Laboratory of Signal Transduction, National Institute of Environmental Health Sciences, National Institutes of Health, P.O. Box 12233, MD E2-02, Research Triangle Park, NC 27709, USA
Abstract:
Glucocorticoids are well known to stimulate apoptosis in immature thymocytes. Apoptosis in this and other cells is characterized by cell shrinkage, DNA fragmentation and activation of a class of proteases named caspases. We have utilized the flow cytometer to evaluate the coordinate regulation of cell shrinkage and DNA fragmentation in glucocorticoid-treated rat thymocytes and explore the role of caspases upstream of both changes.
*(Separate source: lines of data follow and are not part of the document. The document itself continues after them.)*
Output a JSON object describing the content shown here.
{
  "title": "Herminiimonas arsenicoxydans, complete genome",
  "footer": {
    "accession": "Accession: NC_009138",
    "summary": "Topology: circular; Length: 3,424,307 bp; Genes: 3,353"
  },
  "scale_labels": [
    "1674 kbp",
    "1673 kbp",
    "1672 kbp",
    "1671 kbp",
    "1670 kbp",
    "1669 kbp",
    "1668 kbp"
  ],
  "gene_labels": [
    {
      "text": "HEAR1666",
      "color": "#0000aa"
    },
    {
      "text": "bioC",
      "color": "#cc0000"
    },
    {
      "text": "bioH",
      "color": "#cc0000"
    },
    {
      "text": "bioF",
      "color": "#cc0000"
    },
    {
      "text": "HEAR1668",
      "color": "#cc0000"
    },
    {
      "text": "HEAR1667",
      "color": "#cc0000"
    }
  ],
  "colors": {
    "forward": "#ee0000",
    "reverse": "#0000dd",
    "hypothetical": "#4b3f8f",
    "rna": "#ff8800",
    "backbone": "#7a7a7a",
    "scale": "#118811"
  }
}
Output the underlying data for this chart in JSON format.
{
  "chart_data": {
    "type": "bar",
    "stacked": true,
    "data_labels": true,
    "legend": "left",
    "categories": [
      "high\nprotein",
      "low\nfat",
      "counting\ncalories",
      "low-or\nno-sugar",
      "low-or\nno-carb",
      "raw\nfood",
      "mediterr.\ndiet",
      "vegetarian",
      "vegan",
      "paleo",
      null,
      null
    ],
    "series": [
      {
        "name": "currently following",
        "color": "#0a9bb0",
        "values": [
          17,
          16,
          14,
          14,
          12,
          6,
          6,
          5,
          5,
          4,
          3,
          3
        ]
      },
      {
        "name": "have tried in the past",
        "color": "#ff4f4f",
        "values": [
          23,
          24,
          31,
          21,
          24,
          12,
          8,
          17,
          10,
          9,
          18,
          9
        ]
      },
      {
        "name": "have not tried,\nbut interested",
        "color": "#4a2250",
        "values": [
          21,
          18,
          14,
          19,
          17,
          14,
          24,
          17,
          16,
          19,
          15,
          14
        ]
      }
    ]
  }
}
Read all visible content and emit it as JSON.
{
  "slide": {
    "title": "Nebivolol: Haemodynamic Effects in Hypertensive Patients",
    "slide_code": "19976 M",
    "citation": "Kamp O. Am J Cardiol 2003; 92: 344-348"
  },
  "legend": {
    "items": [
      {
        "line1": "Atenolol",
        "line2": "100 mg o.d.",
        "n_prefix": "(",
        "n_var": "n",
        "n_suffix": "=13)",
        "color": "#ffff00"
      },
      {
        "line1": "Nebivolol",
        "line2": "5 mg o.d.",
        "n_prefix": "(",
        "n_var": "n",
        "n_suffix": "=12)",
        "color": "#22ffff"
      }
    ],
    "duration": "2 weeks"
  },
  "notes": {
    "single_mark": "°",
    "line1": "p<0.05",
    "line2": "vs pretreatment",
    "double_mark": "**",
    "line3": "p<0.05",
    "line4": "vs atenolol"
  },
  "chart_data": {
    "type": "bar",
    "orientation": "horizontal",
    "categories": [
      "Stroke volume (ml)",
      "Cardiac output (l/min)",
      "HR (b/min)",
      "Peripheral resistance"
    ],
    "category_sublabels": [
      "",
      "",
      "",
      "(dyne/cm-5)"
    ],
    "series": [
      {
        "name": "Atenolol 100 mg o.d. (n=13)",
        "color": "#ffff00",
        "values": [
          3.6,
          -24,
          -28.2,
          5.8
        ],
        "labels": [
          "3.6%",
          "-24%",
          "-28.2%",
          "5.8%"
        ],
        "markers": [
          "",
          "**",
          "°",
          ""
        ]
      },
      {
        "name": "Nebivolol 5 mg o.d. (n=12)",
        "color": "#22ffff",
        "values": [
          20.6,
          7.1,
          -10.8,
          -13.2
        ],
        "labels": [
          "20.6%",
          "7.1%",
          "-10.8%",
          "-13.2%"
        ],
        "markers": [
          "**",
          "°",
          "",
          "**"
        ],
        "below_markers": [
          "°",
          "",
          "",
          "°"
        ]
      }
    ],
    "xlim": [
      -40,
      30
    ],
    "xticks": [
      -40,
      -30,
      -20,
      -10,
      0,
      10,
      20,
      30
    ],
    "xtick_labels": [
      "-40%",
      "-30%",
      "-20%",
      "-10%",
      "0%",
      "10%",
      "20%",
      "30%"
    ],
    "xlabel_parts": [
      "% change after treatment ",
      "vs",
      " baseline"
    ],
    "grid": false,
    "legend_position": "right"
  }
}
The results indicate that the activation of apoptosis by glucocorticoids in a cell population is an asynchronous event with only a percentage of the cells displaying apoptotic characteristics at any given time. Both cell shrinkage and chromatin degradation are tightly coupled with similar proportions of the cells displaying each characteristic. The coordinate appearance of these characteristics may suggest a similar mechanism of regulation. Incubation of thymocytes with the general caspase inhibitor Z-VAD-FMK completely blocked both cell shrinkage and DNA fragmentation in spontaneous and glucocorticoid-induced thymocyte apoptosis, implicating an early upstream role for proteases in the activation of thymocyte apoptosis.